Wanting to replace drive with error with a spare—how?

So what can we tell from the command outputs:

  1. TrueNAS / ZFS has already resilvered a drive and swapped it 4 days ago. I would assume that happened before you reported anything. And because you had only limited data it took only 1min 12secs to resilver. So what is currently the spare and if it is the device that was swapped out after the resilver and which had previously been having errors does it need to be replaced before you do anything else?

  2. The alerts appear to post date that - and refer to /dev/sda. But we also have the SMART output for /dev/sde which shows two issues in the pending defects log and 2 reallocated sectors - but these are not necessarily an indicator that the drive needs replacing. I think we need the output of smartctl -x /dev/sda too. And you need to try to map GUID bee99e48-08fa-41d1-8a58-1af466b76587 which has 2 CKSUM errors to a device.

    The SMART output shows that you have not done ANY SMART tests on /dev/sde. So in addition to no scrubs (which read all the actual data and metadata and confirm it is readable), you don’t have any SMART tests running regularly either. (You should run frequent SMART short tests and infrequent SMART long tests.)

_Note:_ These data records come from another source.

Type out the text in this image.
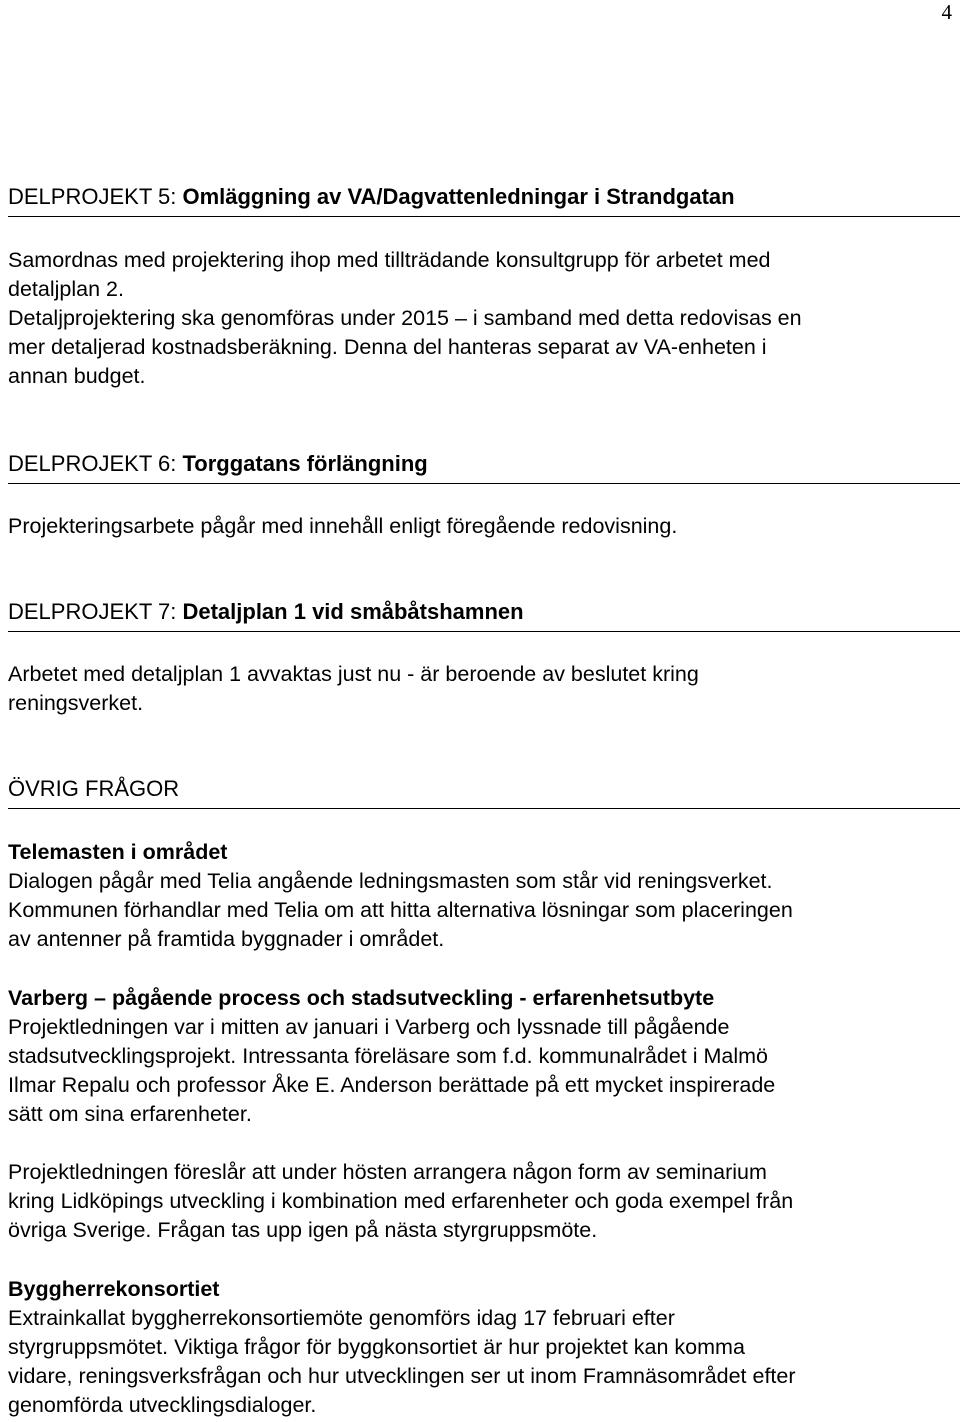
4
DELPROJEKT 5: Omläggning av VA/Dagvattenledningar i Strandgatan
Samordnas med projektering ihop med tillträdande konsultgrupp för arbetet med
detaljplan 2.
Detaljprojektering ska genomföras under 2015 – i samband med detta redovisas en
mer detaljerad kostnadsberäkning. Denna del hanteras separat av VA-enheten i
annan budget.
DELPROJEKT 6: Torggatans förlängning
Projekteringsarbete pågår med innehåll enligt föregående redovisning.
DELPROJEKT 7: Detaljplan 1 vid småbåtshamnen
Arbetet med detaljplan 1 avvaktas just nu - är beroende av beslutet kring
reningsverket.
ÖVRIG FRÅGOR
Telemasten i området
Dialogen pågår med Telia angående ledningsmasten som står vid reningsverket.
Kommunen förhandlar med Telia om att hitta alternativa lösningar som placeringen
av antenner på framtida byggnader i området.
Varberg – pågående process och stadsutveckling - erfarenhetsutbyte
Projektledningen var i mitten av januari i Varberg och lyssnade till pågående
stadsutvecklingsprojekt. Intressanta föreläsare som f.d. kommunalrådet i Malmö
Ilmar Repalu och professor Åke E. Anderson berättade på ett mycket inspirerade
sätt om sina erfarenheter.
Projektledningen föreslår att under hösten arrangera någon form av seminarium
kring Lidköpings utveckling i kombination med erfarenheter och goda exempel från
övriga Sverige. Frågan tas upp igen på nästa styrgruppsmöte.
Byggherrekonsortiet
Extrainkallat byggherrekonsortiemöte genomförs idag 17 februari efter
styrgruppsmötet. Viktiga frågor för byggkonsortiet är hur projektet kan komma
vidare, reningsverksfrågan och hur utvecklingen ser ut inom Framnäsområdet efter
genomförda utvecklingsdialoger.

  3. You should probably also implement Joe’s Multi-Repport script. :slight_smile:

Yes but perfectly doable with raidz2 and 1 failure.

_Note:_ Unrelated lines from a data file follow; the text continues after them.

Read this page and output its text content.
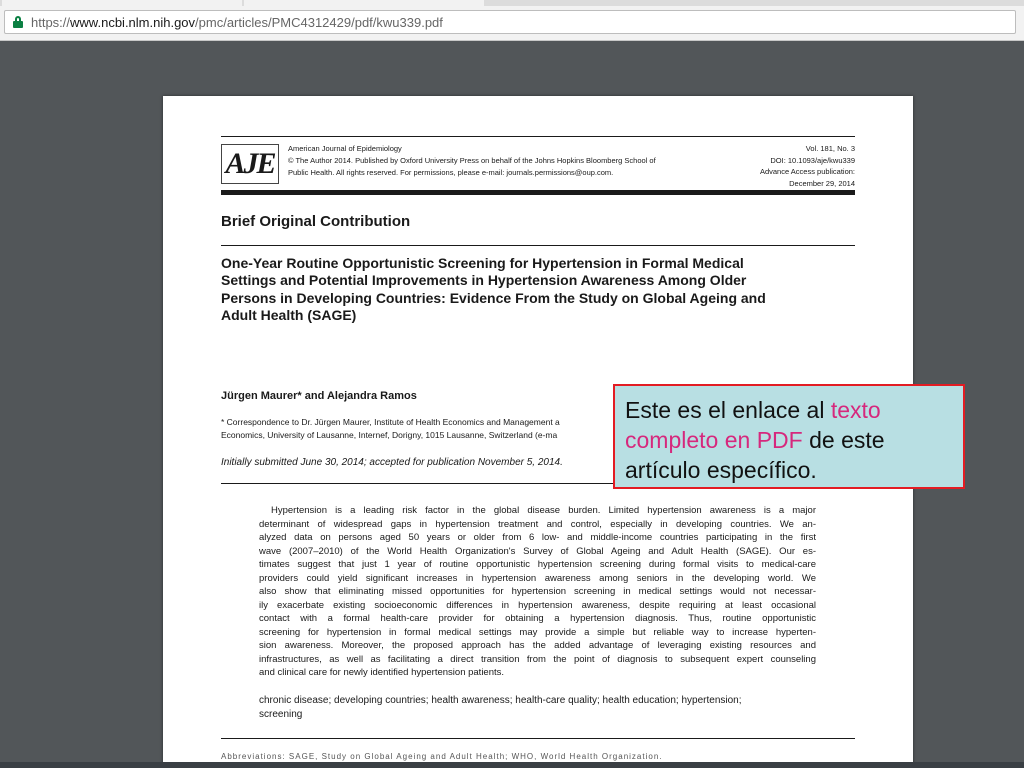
https://www.ncbi.nlm.nih.gov/pmc/articles/PMC4312429/pdf/kwu339.pdf
AJE	American Journal of Epidemiology
© The Author 2014. Published by Oxford University Press on behalf of the Johns Hopkins Bloomberg School of
Public Health. All rights reserved. For permissions, please e-mail: journals.permissions@oup.com.
Vol. 181, No. 3
DOI: 10.1093/aje/kwu339
Advance Access publication:
December 29, 2014
Brief Original Contribution
One-Year Routine Opportunistic Screening for Hypertension in Formal Medical
Settings and Potential Improvements in Hypertension Awareness Among Older
Persons in Developing Countries: Evidence From the Study on Global Ageing and
Adult Health (SAGE)
Jürgen Maurer* and Alejandra Ramos
* Correspondence to Dr. Jürgen Maurer, Institute of Health Economics and Management a
Economics, University of Lausanne, Internef, Dorigny, 1015 Lausanne, Switzerland (e-ma
Initially submitted June 30, 2014; accepted for publication November 5, 2014.
Hypertension is a leading risk factor in the global disease burden. Limited hypertension awareness is a major
determinant of widespread gaps in hypertension treatment and control, especially in developing countries. We an-
alyzed data on persons aged 50 years or older from 6 low- and middle-income countries participating in the first
wave (2007–2010) of the World Health Organization's Survey of Global Ageing and Adult Health (SAGE). Our es-
timates suggest that just 1 year of routine opportunistic hypertension screening during formal visits to medical-care
providers could yield significant increases in hypertension awareness among seniors in the developing world. We
also show that eliminating missed opportunities for hypertension screening in medical settings would not necessar-
ily exacerbate existing socioeconomic differences in hypertension awareness, despite requiring at least occasional
contact with a formal health-care provider for obtaining a hypertension diagnosis. Thus, routine opportunistic
screening for hypertension in formal medical settings may provide a simple but reliable way to increase hyperten-
sion awareness. Moreover, the proposed approach has the added advantage of leveraging existing resources and
infrastructures, as well as facilitating a direct transition from the point of diagnosis to subsequent expert counseling
and clinical care for newly identified hypertension patients.
chronic disease; developing countries; health awareness; health-care quality; health education; hypertension;
screening
Abbreviations: SAGE, Study on Global Ageing and Adult Health; WHO, World Health Organization.
Este es el enlace al texto completo en PDF de este artículo específico.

Do you have spare PCI slots for an HBA?

zpool status gives information about the pool and drives as you can see. From that it was apparent that one drive had 2 CRC errors.

The smart test output will give further insight on the drive health, if you know what to look for.

@Protopia:

Screenshot 2024-05-13 at 12.59.45 PM

@essinghigh:

Screenshot 2024-05-13 at 1.21.49 PM

The ellipsis expands to “Sundays.”

1 Like

zpool status -LP iirc

I also stumbled upon that, however wouldn’t the zpool status look different then and report the spare as IN USE?

I’m pretty sure the scrub task is setup monthly as a default setting on a fresh install. Has been a while for me too though.

4-wide raidz2 is perfectly advisable with large HDDs.
With only 4 bays, you would indeed need to offline to replace, or bring in a HBA. An intermediate option would be to attach the failing (but not totally failed) drive through a USB adapter to keep full redundancy while resilvering.

1 Like

Agreed.

I supposed it would make sense if there were multiple vdevs in the pool, in which the hot spare is waiting to replace a failed drive from any of these vdevs.

Drive sda (S/N: JK1130YAHPK9KT) is failing. Replace it.
Drive sde (S/N: JK11D1YAKWB2VZ) has two sector errors, not tragic yet. You do not run SMART Tests on your drives, this will screw you in the end.

sda you performed a SMART test once and it failed at 30% remaining, sde you never ran a SMART test. Highly recommend you run a SMART Long/Extended test on sde, keeping in mind that it did have two failed sectors. I don’t get worried until I get to 10 bad sectors but that is just my personal preference.

Out of curiosity, is there ANY important data on this system? If yes, back it up. Both drives in your MIRROR have failures.

You can probably clear the zpool errors for a while but you can’t fix the hard drive errors. I recommend replacing your MIRROR drives (S/N: JK1130YAHPK9KT and JK11D1YAKWB2VZ) after you backup your system. Next I recommend you adjust your system to remove the cache, it is likely slowing you down a little, unless you are accessing the same few files repeatedly. Third, setup TrueNAS to run daily SMART Short tests and a weekly SMART Long test. This will keep you better informed of your media status.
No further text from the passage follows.